Marburg, Germany, 11 September 2012
SB010 was safe and well-tolerated across all dose levels
Phase IIa proof-of-concept trial filed with regulatory agencies
sterna biologicals GmbH & Co. KG (“sterna biologicals”) announced today that SB010, a DNAyzme-based GATA-3 antagonist for the treatment of moderate to severe Th2-driven asthma, successfully completed its comprehensive Phase I development programme.
In three clinical trials encompassing a total of 108 healthy subjects and mild asthmatics, safety, tolerability, and pharmacokinetics were assessed. SB010 was safe and well-tolerated across all dose levels.
The three clinical trials were:
- NCT01470911, a single ascending dose study in 48 healthy subjects,
- NCT01554319, a multiple ascending dose study in 36 healthy subjects, and
- NCT01577953, a single ascending dose study in 24 mild asthmatics with airway hyperreactivity.

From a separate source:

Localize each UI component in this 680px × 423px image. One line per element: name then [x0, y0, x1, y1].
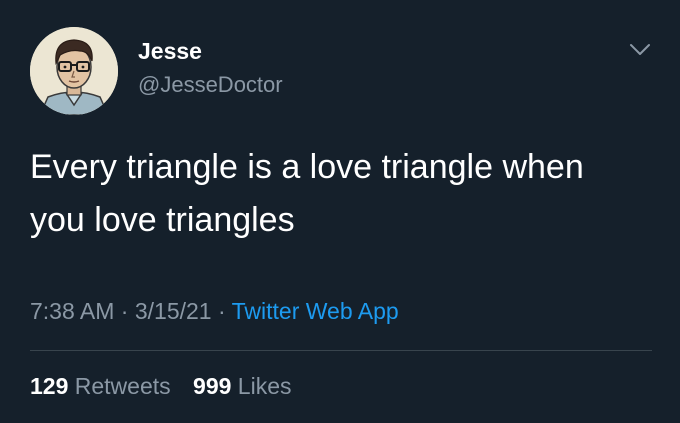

Overall, no severe adverse events occurred and adverse events were limited and fully resolved at the end of the study periods. A 60 day follow-up visit performed in each of the trials did not reveal any medically relevant changes. Pharmacokinetics demonstrated rapid appearance of SB010 in plasma and subsequent swift reduction in systemic availability with no accumulation effects. Laboratory parameters, ECG, and vital signs were within the reference ranges.
Dr. Joachim Bille, Managing Director, commented: “These excellent clinical results once again confirm the expected good safety profile of our DNAzyme-based drug candidates. The combination of local application, highly specific mechanism of action, and endogenous enzymatic activity make DNAzymes a promising therapeutic class.”
Sterna biologicals is also pleased to announce that it has filed a Phase IIa proof-of-concept trial with regulatory agencies. This trial will assess safety, tolerability, efficacy, pharmacokinetics, and pharmacodynamics of SB010 in asthmatic patients. The trial will be conducted in seven study centres in Germany and is expected to complete in H1 2013.
Dr. Joachim Bille added: “We look forward to our upcoming proof-of-concept trial, which marks the first ever evaluation of inhaled DNAzymes for efficacy in patients.”
sterna biologicals’ drug candidate SB010 is an inhaled DNAzyme-based GATA-3 antagonist. GATA-3 is the master transcription factor in regulating Th2-driven inflammatory diseases such as asthma. It is generally accepted that GATA-3 is necessary and sufficient for the production of key cytokines interleukin (IL)-4, IL- 5, and IL-13, which cause inflammation. In pre-clinical development, SB010 significantly reduced expression of these cytokines and was safe and well-tolerated in toxicological studies with negligible side-effects. DNAzymes are single-stranded DNA molecules comprising a catalytic domain flanked by two binding domains. The binding domains attach to a specific sequence of targeted mRNA (antisense), in case of SB010 GATA-3 mRNA. After binding to the target, the catalytic domain then cleaves the mRNA, thereby inhibiting relevant cytokine expression.
Asthma is a major chronic inflammatory disease of the airways affecting an estimated 300 million people worldwide. In OECD countries, prevalence is around 10% and increasing, with greater than average prevalence amongst women, children, and the elderly.